What is it about myself that any kind of argument or confrontation causes me to shed tears?
I have been a cry-baby ever since I was a little girl. What I ask myself though, is "Why is it, that at age 48, I still feel an instinctive urge to shed tears the moment I am being confronted?"
There are a few things I do know about myself.
1) I feel guilty in any kind of conflict or tense situation whether I am or not.
2) I feel like I have let people down more often than I feel I have been clever or useful to them.
3) I feel like I may have done the "wrong" thing in any situation where my integrity or intelligence is being called into question.
4) I always feel like my integrity and/or my intelligence is being called into question.
5) I consistently doubt my intelligence and abilities. Sometimes my integrity too (I have a memory that isn't that pragmatic when it comes to facts or details).
6) I feel too much.
7) I categorically, never want anyone to think badly of me no matter what I do.
Now the big question, in answer to all of these is "Why?" Why should I feel any of the above when it is neither necessary, convenient or apparent I should do so?
My simple guess is this: At some point in my formative years, I intuited that I am not capable. As a result, my inbuilt pride barometer rebels at this core assumption and triggers a violent emotional reaction within me resulting in those embarrassing tears.
There must be some kind of internal revolt switch going off the moment I am in any kind of situation that, I believe, demonstrates my incapability.

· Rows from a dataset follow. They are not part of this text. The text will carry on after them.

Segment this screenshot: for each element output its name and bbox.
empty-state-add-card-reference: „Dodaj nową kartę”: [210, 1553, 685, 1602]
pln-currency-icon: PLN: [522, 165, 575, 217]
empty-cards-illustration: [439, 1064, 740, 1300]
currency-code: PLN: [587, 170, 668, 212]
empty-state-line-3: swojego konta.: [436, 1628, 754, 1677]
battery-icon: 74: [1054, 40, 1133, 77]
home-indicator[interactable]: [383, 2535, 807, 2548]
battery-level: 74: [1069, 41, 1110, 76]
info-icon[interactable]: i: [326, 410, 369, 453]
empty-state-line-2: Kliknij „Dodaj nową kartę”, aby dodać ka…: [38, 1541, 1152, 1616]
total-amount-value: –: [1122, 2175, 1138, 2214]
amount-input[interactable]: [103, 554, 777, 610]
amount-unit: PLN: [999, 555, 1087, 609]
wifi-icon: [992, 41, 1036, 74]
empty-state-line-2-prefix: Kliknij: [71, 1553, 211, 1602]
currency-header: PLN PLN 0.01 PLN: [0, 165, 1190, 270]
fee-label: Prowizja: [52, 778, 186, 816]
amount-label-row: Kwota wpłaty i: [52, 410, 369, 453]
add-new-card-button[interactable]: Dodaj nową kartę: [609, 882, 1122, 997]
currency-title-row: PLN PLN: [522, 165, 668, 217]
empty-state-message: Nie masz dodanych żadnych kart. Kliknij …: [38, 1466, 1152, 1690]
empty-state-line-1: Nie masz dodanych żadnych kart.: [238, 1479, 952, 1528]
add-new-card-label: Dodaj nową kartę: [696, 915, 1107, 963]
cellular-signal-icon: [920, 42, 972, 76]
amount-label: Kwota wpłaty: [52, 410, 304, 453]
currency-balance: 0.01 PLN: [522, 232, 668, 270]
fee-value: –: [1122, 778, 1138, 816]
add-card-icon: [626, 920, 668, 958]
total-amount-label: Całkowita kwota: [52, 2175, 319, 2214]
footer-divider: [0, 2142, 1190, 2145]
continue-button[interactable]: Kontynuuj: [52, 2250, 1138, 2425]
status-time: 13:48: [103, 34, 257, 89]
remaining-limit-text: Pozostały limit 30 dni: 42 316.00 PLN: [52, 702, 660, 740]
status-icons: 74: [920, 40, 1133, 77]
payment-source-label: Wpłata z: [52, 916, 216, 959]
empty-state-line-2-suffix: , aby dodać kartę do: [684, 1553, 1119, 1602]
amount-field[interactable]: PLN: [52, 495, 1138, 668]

My pride says "You are not wrong", whereas my conscience quavers, fusses and fumes that I might be "wrong" perhaps, because the details are blurry, and the facts are not at ready-reckoning distance in my mind. Ergo - I'm "bad" to have let someone down. "I am unreliable, unintelligent, unwise, imperfect". All my wanton flaws are exposed and I rail within, in a maelstrom of emotional factionalism between self-hatred and the primitive rage of an abused pride. And I cry!
This is no easy thing. To change my propensity for weeping when confronted will take an enormous shake-up of my mental landscape. It may well be that the very synapses, that formed during the early development of these core beliefs, will never be entirely eradicated of this pestilence! But accepting it? I am not sure I can at this point.
I DO get angry when I feel my integrity is being called into question! But I very often squelch that anger because if I have to express it - it comes out as an unabated flood rather than clear-eyed, cool-headed and reasoned argument for the defence! I want to be able to argue efficiently for my case but my unequivocal lack of eloquence when full of charged emotions stalls this ability and then some!
The thought-tapes inside my head need erasing and re-recording. Would my ego actually allow this? I am not sure! The Self is a funny thing! It gets rather comfortable with the status-quo. Surreptitiously, ego channels our energies into paths of least resistance. My intuitive and instinctive crying response to conflict situations is a well worn path to a known resolution and result.
Generally speaking, (and this is purely, a theoretical analysis stemming from my own biases about crying women): a crying girl disarms most people. A crying girl is diminutive and "sweet", her vulnerability and fragility exposed through her emotionalism. She's every man's "Perfect Little Daughter" whether he believes it or not, she speaks to the hero in him through her tears. She's in need of protection from a cruel world. Her naivety and demure femaleness are on show through her subjugation to the more powerful party. She is a victim in need of rescuing. She demonstrates a perverse and ironic strength by rallying forth if treated gently, her inferior Self stroked and soothed with kindness rather than harsh judgements on her lack of wit or intelligence. A crying girl is not really a grown woman yet - even if she may look like one! A crying girl makes people feel guilty. A crying girl is powerfully manipulative of others through her genius in the use of emotional blackmail.
This makes me gag at how pathetic it makes me look. Here I am! A weeping girl incapable of standing clear-eyed and strong in the midst of inaccurate (or accurate for that matter) accusations of her part in fault. My head believes none of the insipid trash above, but it seems that somewhere, somehow, I learned to behave like this for at least some of these reasons!
How horrible it is for a girl child to learn such things; how sad for the woman to realise she's learned them!
Will I accept this flaw in my character and nature? No! I shall rail against it until I have determined its source and healed this rift between my emotions and psyche.
Rectifying my propensity for being a cry-baby could take me the rest of my life and it may not stop the flow of my tears in an argument - but then again - it might help me grow up, and that is no small thing either.